Angiography provides a gross assessment of lumen diameter and vessel tortuosity. It also presents information on the degree of vessel straightening after insertion of a guidewire or catheter. In addition to angiography, CT-scan is crucial and must be performed in all cases, since it allows a finer assessment of the vessel wall, lumen, and trajectory. Image post-processing allows the ability to create a three- dimensional reconstruction of the ilio-femoral arteries for procedural planning. Transverse (axial) slices of the vessel are obtained to evaluate the degree of vessel calcification, calcium extension into the lumen, and minimal luminal diameter. This information provides an effective vessel analysis and ensure appropriate patient selection to avoid vascular complications. However, CT angiography requires the addition of iodinated contrast and increases exposure to radiation. Intravascular ultrasonography of the iliac and femoral arteries provides detailed information of the vessel lumen and wall. However it is an invasive procedure, image quality is dependent on vessel tortuosities (when using a transducer with a mechanical array), and may also provide distorted diameters due to vessel tortuosity if the imaging catheter is not centred in the lumen.

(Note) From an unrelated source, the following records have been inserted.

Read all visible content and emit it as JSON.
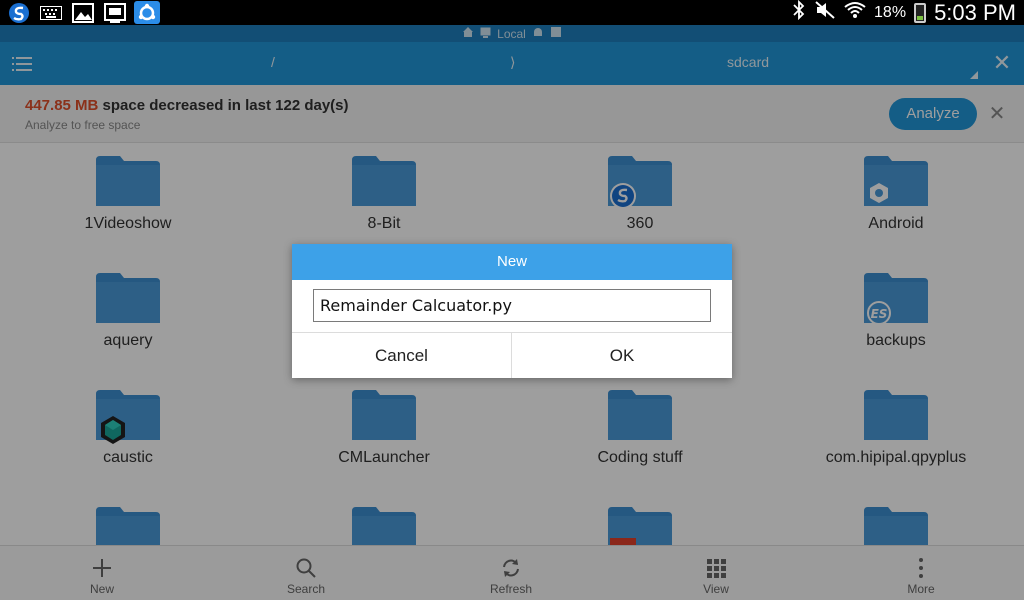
{
  "status_bar": {
    "battery": "18%",
    "time": "5:03 PM",
    "left_icons": [
      "s-app-icon",
      "keyboard-icon",
      "gallery-icon",
      "screenshot-icon",
      "sync-app-icon"
    ],
    "right_icons": [
      "bluetooth-icon",
      "mute-icon",
      "wifi-icon"
    ]
  },
  "header": {
    "location_label": "Local",
    "path_root": "/",
    "path_sep": "⟩",
    "path_current": "sdcard"
  },
  "banner": {
    "size": "447.85 MB",
    "message": "space decreased in last 122 day(s)",
    "subtitle": "Analyze to free space",
    "analyze_label": "Analyze"
  },
  "folders": [
    {
      "name": "1Videoshow",
      "badge": ""
    },
    {
      "name": "8-Bit",
      "badge": ""
    },
    {
      "name": "360",
      "badge": "360-icon"
    },
    {
      "name": "Android",
      "badge": "gear-icon"
    },
    {
      "name": "aquery",
      "badge": ""
    },
    {
      "name": "backups",
      "badge": "es-icon"
    },
    {
      "name": "caustic",
      "badge": "caustic-icon"
    },
    {
      "name": "CMLauncher",
      "badge": ""
    },
    {
      "name": "Coding stuff",
      "badge": ""
    },
    {
      "name": "com.hipipal.qpyplus",
      "badge": ""
    }
  ],
  "bottom_bar": {
    "new": "New",
    "search": "Search",
    "refresh": "Refresh",
    "view": "View",
    "more": "More"
  },
  "dialog": {
    "title": "New",
    "input_value": "Remainder Calcuator.py",
    "cancel_label": "Cancel",
    "ok_label": "OK"
  },
  "colors": {
    "toolbar": "#2196d8",
    "folder": "#3d8fd1",
    "dialog_title": "#3da1e8",
    "highlight": "#e0502b"
  }
}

An AP angiogram of the distal aorta with ilio femoral run off identified on first sight 71% and 39% of potential patients for transfemoral TAVR requiring a 23 mm and 26 mm valve respectively, these results needing to be confirmed by CT-Scan. On the other hand, the transapical approach could be considered the most appropriate solution in 29% and 61% of patients respectively. Ongoing technological developments (18 Fr SAPIEN XT bioprosthesis) will decrease the required sheath size by 4 to 5 Fr, resulting in a 18 Fr sheath for a 23 mm THV and 20 Fr for a 26 mm valve. Based on the existing series, this change would allow transfemoral implantation in 80 to 90% of the patients. This should have an impact on vascular complications and on increased rate of implantations using transfemoral approach.

Limitations of the study

A more accurate assessment of the ilio-femoral access by angiography would have required multiple contrast injections in different views. In this study, angiography was intentionally limited to a single antero-posterior view in a population of patients who were undergoing diagnostic cardiac catheterisation for aortic stenosis. At least two views (antero-posterior and left anterior oblique) are generally required for a pre-THV screening procedure and CT-Scan is crucial to detail the arterial internal diameter, tortuosity, and calcium distribution. Also, the straightening effect of the pigtail catheter might have lead to under appreciation of the degree of tortuosity on the catheterisation side.

Conclusions

In the course of haemodynamic and angiographic evaluation of patients with severe symptomatic aortic stenosis, angiography of the ilio-femoral access can be used as a first screening modality to determine potential candidacy for a transfemoral TAVR using a balloon expandable THV. In our study, the current catheter sizes constitute a limitation to this approach in 29% and 61% of potential candidates for a 23 or 26 mm THV respectively. The upcoming decrease in sheath size by 4 to 5 Fr will considerably increase the suitability of the transfemoral approach in the near future.